I see. And What about polygons? You seem to use Polygon.apply(Array(Point(Array(-1.0, -1.0)), Point(Array(1.0, -1.0)), If I have WKT polygon strings how could these be converted?

dongx-psu commented 7 years ago

Refer to:

https://github.com/InitialDLab/Simba/blob/standalone-2.1/src/main/scala/org/apache/spark/sql/simba/spatial/Polygon.scala#L117

geoHeil commented 7 years ago

So assuming a Data frame with Polygons like below

case class MyClass(a:String, b:int, wktString:String)
val df = Seq(MyClass("a", 1, "POLYGON ((30 10, 40 40, 20 40, 10 20, 30 10))"), MyClass("b",2,"POLYGON ((30 1, 40 40, 20 50, 10 20, 30 1))")).toDS()
val dfGeom = df.map(x => Polygon.fromWKB(x.wktString.toCharArray.map(_.toByte)))

is this how the conversion is supposed to be? As for me this will fail with a code generator exception when calling dfGeom.show

17/03/20 20:26:50 ERROR CodeGenerator: failed to compile: org.codehaus.commons.compiler.CompileException: File 'generated.java', Line 102, Column 31: Assignment conversion not possible from type "org.apache.spark.sql.simba.spatial.Shape" to type "org.apache.spark.sql.simba.spatial.Polygon"

dongx-psu commented 7 years ago

I think you can try this:

case class MyClass(a:String, b:int, wktString:Polygon)
val df = Seq(("a", 1, "POLYGON ((30 10, 40 40, 20 40, 10 20, 30 10))"),("b",2,"POLYGON ((30 1, 40 40, 20 50, 10 20, 30 1))")).map(x => MyClass(x._1, x._2, Polygon.fromWKB(x._3.toCharArray.map(_.toByte)))).toDS()
df.show()

I don't know if it can work, but you can try.

geoHeil commented 7 years ago

This would fail with com.vividsolutions.jts.io.ParseException: Unknown WKB type 71 already when trying to parse the WKT.

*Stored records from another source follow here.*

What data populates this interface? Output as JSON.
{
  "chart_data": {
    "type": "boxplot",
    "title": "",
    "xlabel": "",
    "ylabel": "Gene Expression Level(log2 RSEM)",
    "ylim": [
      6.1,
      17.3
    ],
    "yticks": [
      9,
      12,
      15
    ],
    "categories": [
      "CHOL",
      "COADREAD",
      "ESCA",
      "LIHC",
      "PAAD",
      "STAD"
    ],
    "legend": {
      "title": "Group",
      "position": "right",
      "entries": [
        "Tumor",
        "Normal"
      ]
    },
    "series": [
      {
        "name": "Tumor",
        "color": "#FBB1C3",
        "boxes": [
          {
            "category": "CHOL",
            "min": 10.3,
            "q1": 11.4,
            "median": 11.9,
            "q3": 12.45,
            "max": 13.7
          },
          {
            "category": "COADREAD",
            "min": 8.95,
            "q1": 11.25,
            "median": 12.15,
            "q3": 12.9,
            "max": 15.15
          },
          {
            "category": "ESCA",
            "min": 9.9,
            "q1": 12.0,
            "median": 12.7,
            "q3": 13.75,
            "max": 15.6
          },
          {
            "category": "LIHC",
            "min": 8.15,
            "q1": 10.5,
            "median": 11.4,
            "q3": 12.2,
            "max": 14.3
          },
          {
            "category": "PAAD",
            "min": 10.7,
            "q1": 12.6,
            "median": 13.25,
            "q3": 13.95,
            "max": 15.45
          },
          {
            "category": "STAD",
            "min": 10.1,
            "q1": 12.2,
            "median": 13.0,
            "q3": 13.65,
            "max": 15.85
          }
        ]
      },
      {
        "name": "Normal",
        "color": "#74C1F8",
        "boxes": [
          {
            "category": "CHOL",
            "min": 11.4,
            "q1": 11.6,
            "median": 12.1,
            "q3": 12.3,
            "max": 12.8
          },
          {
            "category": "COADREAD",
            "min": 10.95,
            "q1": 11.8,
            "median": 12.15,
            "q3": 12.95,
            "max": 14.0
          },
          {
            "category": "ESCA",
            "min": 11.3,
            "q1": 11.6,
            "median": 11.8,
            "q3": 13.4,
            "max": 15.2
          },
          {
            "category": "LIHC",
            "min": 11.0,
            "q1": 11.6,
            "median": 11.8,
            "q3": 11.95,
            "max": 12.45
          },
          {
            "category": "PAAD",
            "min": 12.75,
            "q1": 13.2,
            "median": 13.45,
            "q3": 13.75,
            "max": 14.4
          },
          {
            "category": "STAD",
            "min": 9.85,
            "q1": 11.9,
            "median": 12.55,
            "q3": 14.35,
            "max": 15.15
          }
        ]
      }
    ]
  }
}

dongx-psu commented 7 years ago

Well, I think this is a parsing problem of JTS, which is out of my scope now. And just to remind, general geometric objects including polygons are still under development.

geoHeil commented 7 years ago

Would about:

def toPolygon(s:String, u:String):SPolygon = {
    @transient lazy val reader = new WKTReader()
    reader.read(s) match {
      case poly: Polygon => {
        poly.setUserData(u)
        SPolygon.fromJTSPolygon(poly)
      }
    }
  }
  val df = Seq(("a", 1, "POLYGON ((30 10, 40 40, 20 40, 10 20, 30 10))"),("b",2,"POLYGON ((30 1, 40 40, 20 50, 10 20, 30 1))")).map(x => MyClass(x._1, x._2, toPolygon(x._3, "foobar"))).toDS
df.show

not sure if it will join later on, but df.show works.

dongx-psu commented 7 years ago

df.show() should work. There must be something wrong with my fromWKT function.

Nevertheless, I don't think it will work for joins since our current join algorithm does not support polygons, which is technically caused by no partitioner for polygons and it assumes the join keys will be evaluated as Point. This is coming from our legacy hacks for its original prototype (designed just for points). Still, I treat partitioning general geometry objects as a research problem.